Using Caenorhabditis elegans as his model organism, Hyman has contributed to the understanding of the mechanism by which centrioles replicate, separate, and trigger microtubule nucleation. The Hyman lab has also elucidated some of the mysteries of spindle assembly and positioning. Over the last two decades, Hyman has become known for using C.elegans as a model system to create the “parts list” used in various cytoplasmic processes. While teaching at the Woods Hole physiology course with Clifford Brangwynne and Frank Julicher, Hyman was among the first to witness that cells employ phase separation to create fleeting, non–membrane-bound sub-compartments. Understanding why and how these compartments form, and also what happens if their formation process goes awry, could provide insight into neurodegenerative diseases.

“Tony Hyman has made fundamental contributions to our understanding of the microtubule cytoskeleton and its role in cell division, and has been a pioneer in the study of cellular compartmentalization by phase separation phenomena,” said ASCB President Eva Nogales.
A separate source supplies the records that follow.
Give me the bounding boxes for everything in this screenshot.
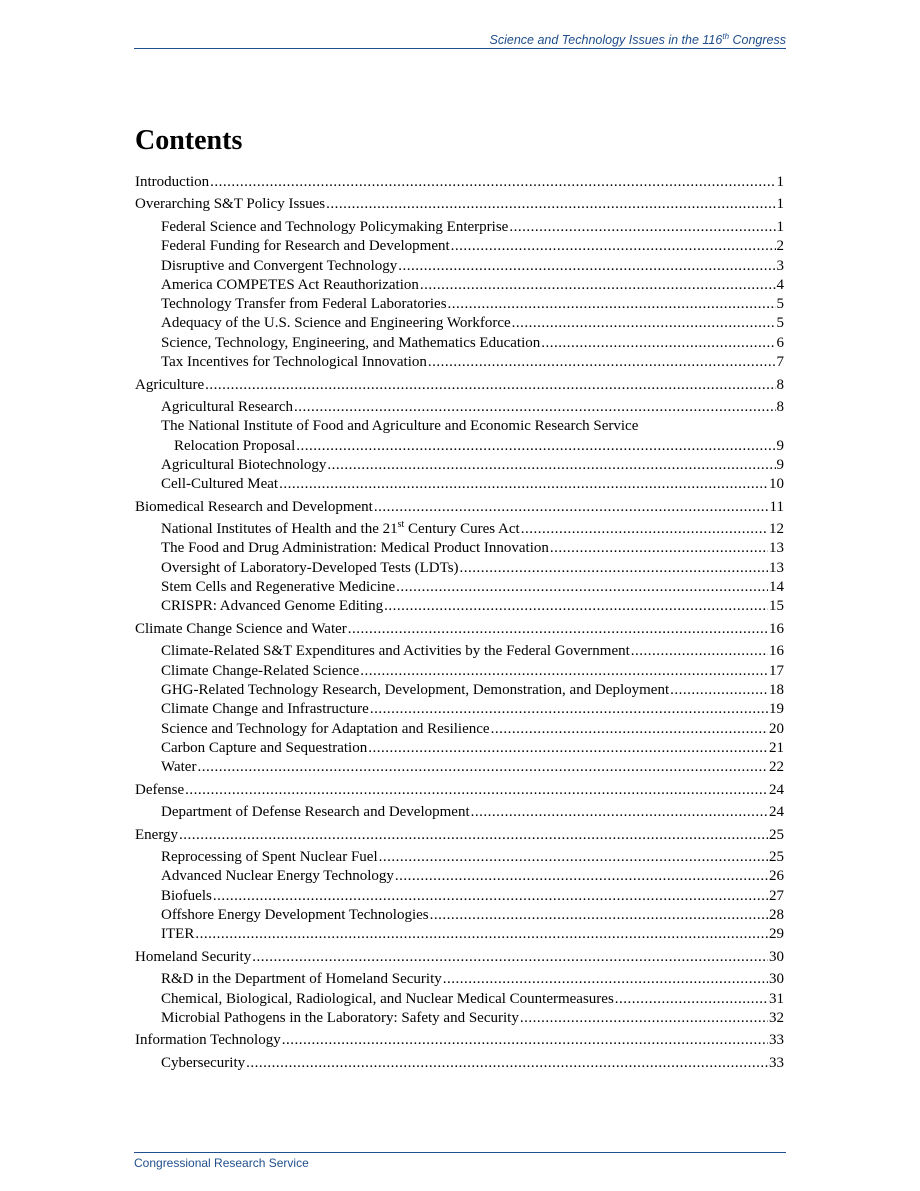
toc-subentry-ag-biotech[interactable] <box>135 456 784 475</box>
toc-leader <box>398 257 775 276</box>
toc-entry-label: Department of Defense Research and Development <box>161 804 470 821</box>
page-title: Contents <box>135 125 243 156</box>
toc-entry-label: Biomedical Research and Development <box>135 498 373 515</box>
toc-entry-label: Climate-Related S&T Expenditures and Activities by the Federal Government <box>161 643 630 660</box>
toc-entry-label: GHG-Related Technology Research, Development, Demonstration, and Deployment <box>161 681 670 698</box>
toc-leader <box>396 578 768 597</box>
toc-entry-label: Biofuels <box>161 887 212 904</box>
toc-page-number: 1 <box>776 218 784 235</box>
toc-page-number: 16 <box>769 643 784 660</box>
toc-leader <box>185 781 768 800</box>
toc-page-number: 25 <box>769 849 784 866</box>
toc-entry-overarching[interactable] <box>135 195 784 214</box>
toc-page-number: 26 <box>769 868 784 885</box>
toc-leader <box>374 498 769 517</box>
toc-subentry-cell-cultured-meat[interactable] <box>135 475 784 494</box>
toc-leader <box>521 520 768 539</box>
toc-leader <box>420 276 776 295</box>
toc-subentry-cbrn[interactable] <box>135 990 784 1009</box>
toc-page-number: 25 <box>769 826 784 843</box>
toc-page-number: 4 <box>776 276 784 293</box>
toc-entry-label: Energy <box>135 826 179 843</box>
toc-entry-label: Introduction <box>135 174 210 190</box>
toc-leader <box>471 803 768 822</box>
toc-subentry-policymaking[interactable] <box>135 218 784 237</box>
toc-page-number: 12 <box>769 521 784 538</box>
toc-leader <box>550 539 768 558</box>
toc-subentry-stem-education[interactable] <box>135 334 784 353</box>
toc-subentry-water[interactable] <box>135 758 784 777</box>
toc-entry-label: Tax Incentives for Technological Innovation <box>161 354 427 371</box>
toc-leader <box>670 681 768 700</box>
toc-page-number: 30 <box>769 971 784 988</box>
toc-entry-label: Information Technology <box>135 1032 281 1049</box>
toc-entry-label: Science, Technology, Engineering, and Mathematics Education <box>161 334 541 351</box>
running-footer <box>134 1152 786 1170</box>
toc-leader <box>179 826 768 845</box>
toc-leader <box>360 662 768 681</box>
toc-entry-label: Relocation Proposal <box>174 437 296 454</box>
toc-page-number: 17 <box>769 662 784 679</box>
toc-page-number: 11 <box>769 498 784 515</box>
toc-leader <box>282 1031 768 1050</box>
toc-page-number: 8 <box>776 376 784 393</box>
toc-leader <box>541 334 775 353</box>
toc-label-superscript: st <box>397 519 405 531</box>
toc-page-number: 33 <box>769 1032 784 1049</box>
toc-leader <box>210 173 775 192</box>
toc-leader <box>384 597 768 616</box>
toc-entry-label: Agriculture <box>135 376 205 393</box>
toc-page-number: 13 <box>769 540 784 557</box>
table-of-contents <box>135 173 784 1073</box>
toc-entry-label: The Food and Drug Administration: Medical Product Innovation <box>161 540 549 557</box>
toc-entry-label: Advanced Nuclear Energy Technology <box>161 868 394 885</box>
toc-subentry-dod-rd[interactable] <box>135 803 784 822</box>
toc-leader <box>379 848 768 867</box>
toc-page-number: 7 <box>776 354 784 371</box>
toc-entry-label <box>161 520 520 539</box>
toc-subentry-climate-science[interactable] <box>135 662 784 681</box>
toc-entry-label: ITER <box>161 926 195 943</box>
toc-leader <box>512 314 776 333</box>
toc-leader <box>370 700 768 719</box>
toc-subentry-climate-expenditures[interactable] <box>135 642 784 661</box>
toc-page-number: 9 <box>776 437 784 454</box>
toc-subentry-funding[interactable] <box>135 237 784 256</box>
toc-entry-label: CRISPR: Advanced Genome Editing <box>161 598 384 615</box>
toc-leader <box>348 620 768 639</box>
toc-entry-label: Climate Change Science and Water <box>135 620 347 637</box>
toc-leader <box>395 867 768 886</box>
toc-page-number: 1 <box>776 196 784 213</box>
toc-entry-label: Climate Change and Infrastructure <box>161 701 369 718</box>
toc-entry-label: Stem Cells and Regenerative Medicine <box>161 579 396 596</box>
toc-subentry-crispr[interactable] <box>135 597 784 616</box>
toc-page-number: 33 <box>769 1054 784 1071</box>
toc-subentry-competes[interactable] <box>135 276 784 295</box>
toc-subentry-advanced-nuclear[interactable] <box>135 867 784 886</box>
toc-entry-label: Climate Change-Related Science <box>161 662 360 679</box>
toc-entry-label: Reprocessing of Spent Nuclear Fuel <box>161 849 378 866</box>
toc-entry-label: Technology Transfer from Federal Laboratories <box>161 296 447 313</box>
toc-entry-label: Oversight of Laboratory-Developed Tests (LDTs) <box>161 559 459 576</box>
toc-page-number: 18 <box>769 681 784 698</box>
toc-leader <box>326 195 775 214</box>
toc-subentry-stem-cells[interactable] <box>135 578 784 597</box>
toc-page-number: 24 <box>769 804 784 821</box>
toc-entry-defense[interactable] <box>135 781 784 800</box>
toc-leader <box>451 237 776 256</box>
toc-entry-information-technology[interactable] <box>135 1031 784 1050</box>
toc-subentry-ag-research[interactable] <box>135 398 784 417</box>
toc-subentry-cybersecurity[interactable] <box>135 1054 784 1073</box>
toc-entry-energy[interactable] <box>135 826 784 845</box>
toc-entry-label: R&D in the Department of Homeland Security <box>161 971 442 988</box>
toc-leader <box>448 295 776 314</box>
toc-subentry-tax-incentives[interactable] <box>135 353 784 372</box>
toc-entry-label: Adequacy of the U.S. Science and Engineering Workforce <box>161 315 511 332</box>
running-header <box>134 33 786 49</box>
toc-leader <box>520 1009 768 1028</box>
toc-entry-label: Science and Technology for Adaptation and Resilience <box>161 720 490 737</box>
toc-leader <box>368 739 768 758</box>
toc-page-number: 27 <box>769 887 784 904</box>
toc-leader <box>279 475 768 494</box>
toc-page-number: 32 <box>769 1009 784 1026</box>
toc-entry-label: Federal Funding for Research and Development <box>161 238 450 255</box>
toc-entry-label: Homeland Security <box>135 948 252 965</box>
toc-page-number: 19 <box>769 701 784 718</box>
toc-page-number: 1 <box>776 174 784 190</box>
toc-label-part: Century Cures Act <box>404 521 520 538</box>
toc-page-number: 22 <box>769 759 784 776</box>
toc-subentry-ldt[interactable] <box>135 559 784 578</box>
toc-subentry-nih[interactable] <box>135 520 784 539</box>
footer-text: Congressional Research Service <box>134 1156 309 1170</box>
toc-entry-biomedical[interactable] <box>135 498 784 517</box>
toc-leader <box>195 925 768 944</box>
toc-leader <box>327 456 775 475</box>
toc-subentry-iter[interactable] <box>135 925 784 944</box>
toc-page-number: 24 <box>769 781 784 798</box>
toc-entry-label: Water <box>161 759 197 776</box>
toc-entry-label: Carbon Capture and Sequestration <box>161 739 368 756</box>
toc-entry-label: Offshore Energy Development Technologies <box>161 906 429 923</box>
toc-page-number: 14 <box>769 579 784 596</box>
toc-entry-label: Defense <box>135 781 185 798</box>
toc-subentry-offshore[interactable] <box>135 906 784 925</box>
toc-entry-label: Chemical, Biological, Radiological, and Nuclear Medical Countermeasures <box>161 990 614 1007</box>
toc-page-number: 2 <box>776 238 784 255</box>
toc-entry-label: Federal Science and Technology Policymaking Enterprise <box>161 218 509 235</box>
toc-leader <box>491 720 768 739</box>
toc-entry-label: Overarching S&T Policy Issues <box>135 196 326 213</box>
toc-subentry-ghg[interactable] <box>135 681 784 700</box>
toc-subentry-pathogens[interactable] <box>135 1009 784 1028</box>
toc-entry-agriculture[interactable] <box>135 376 784 395</box>
toc-page-number: 28 <box>769 906 784 923</box>
toc-leader <box>296 437 775 456</box>
toc-page-number: 29 <box>769 926 784 943</box>
toc-entry-label: Cybersecurity <box>161 1054 246 1071</box>
toc-leader <box>615 990 768 1009</box>
toc-leader <box>631 642 768 661</box>
toc-entry-label: The National Institute of Food and Agriculture and Economic Research Service <box>161 418 639 435</box>
toc-subentry-workforce[interactable] <box>135 314 784 333</box>
toc-page-number: 3 <box>776 257 784 274</box>
toc-leader <box>430 906 768 925</box>
toc-page-number: 16 <box>769 620 784 637</box>
toc-subentry-fda[interactable] <box>135 539 784 558</box>
toc-page-number: 6 <box>776 334 784 351</box>
toc-subentry-reprocessing[interactable] <box>135 848 784 867</box>
toc-leader <box>205 376 775 395</box>
toc-entry-label: Disruptive and Convergent Technology <box>161 257 398 274</box>
toc-subentry-dhs-rd[interactable] <box>135 970 784 989</box>
toc-entry-climate[interactable] <box>135 620 784 639</box>
toc-subentry-biofuels[interactable] <box>135 887 784 906</box>
toc-page-number: 8 <box>776 399 784 416</box>
toc-entry-label: Cell-Cultured Meat <box>161 476 279 493</box>
header-text-before: Science and Technology Issues in the 116 <box>489 33 723 47</box>
toc-entry-label: Agricultural Research <box>161 399 294 416</box>
toc-leader <box>509 218 775 237</box>
toc-page-number: 13 <box>769 559 784 576</box>
header-superscript: th <box>722 31 730 41</box>
toc-page-number: 21 <box>769 739 784 756</box>
toc-entry-label: America COMPETES Act Reauthorization <box>161 276 419 293</box>
toc-leader <box>197 758 768 777</box>
toc-subentry-carbon-capture[interactable] <box>135 739 784 758</box>
toc-page-number: 30 <box>769 948 784 965</box>
toc-label-part: National Institutes of Health and the 21 <box>161 521 398 538</box>
toc-leader <box>443 970 768 989</box>
toc-page-number: 20 <box>769 720 784 737</box>
toc-entry-homeland-security[interactable] <box>135 948 784 967</box>
toc-page-number: 5 <box>776 296 784 313</box>
toc-leader <box>213 887 768 906</box>
toc-leader <box>294 398 775 417</box>
toc-subentry-infrastructure[interactable] <box>135 700 784 719</box>
toc-page-number: 10 <box>769 476 784 493</box>
toc-leader <box>252 948 768 967</box>
toc-subentry-nifa-line1[interactable] <box>135 417 784 436</box>
toc-entry-label: Microbial Pathogens in the Laboratory: Safety and Security <box>161 1009 519 1026</box>
toc-subentry-tech-transfer[interactable] <box>135 295 784 314</box>
toc-subentry-disruptive[interactable] <box>135 257 784 276</box>
toc-leader <box>460 559 768 578</box>
toc-leader <box>428 353 776 372</box>
toc-page-number: 5 <box>776 315 784 332</box>
toc-subentry-nifa-line2[interactable] <box>135 437 784 456</box>
header-text-after: Congress <box>729 33 786 47</box>
toc-page-number: 9 <box>776 456 784 473</box>
toc-subentry-adaptation[interactable] <box>135 720 784 739</box>
toc-leader <box>246 1054 768 1073</box>
toc-entry-label: Agricultural Biotechnology <box>161 456 327 473</box>
toc-page-number: 15 <box>769 598 784 615</box>
toc-page-number: 31 <box>769 990 784 1007</box>
toc-entry-introduction[interactable] <box>135 173 784 192</box>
“What stands out for me about Tony’s work is the biophysical rigor he brings to his work in cell biology, in concert with his ability to pioneer conceptual advances,” added Erika Holzbaur, ASCB Program Committee chair. “A perfect example is the work on phase separation in cell compartmentalization that Eva mentioned, which has been exciting from both an experimental perspective and a change in the way we view the ways the cell is organized.”

Hyman earned his PhD in molecular cell biology at King’s College, in Cambridge, UK, and was a postdoctoral fellow at the University of California, San Francisco. Prior to his work at Max Planck, he was a group leader at the European Molecular Biology Laboratory in Heidelberg, Germany.  His career has been highly recognized, and just this year Hyman was awarded the Wiley Prize in Biomedical Research and the NOMIS Distinguished Scientist Award and was elected to the National Academy of the Sciences.

“I would like to dedicate this lecture to my wife Suzanne Eaton, who passed away last year.  So much of my progress in science was predicated on her love and support,” he said. “It is a great honor in any cell biologist’s career to be asked to give the Keith Porter lecture.”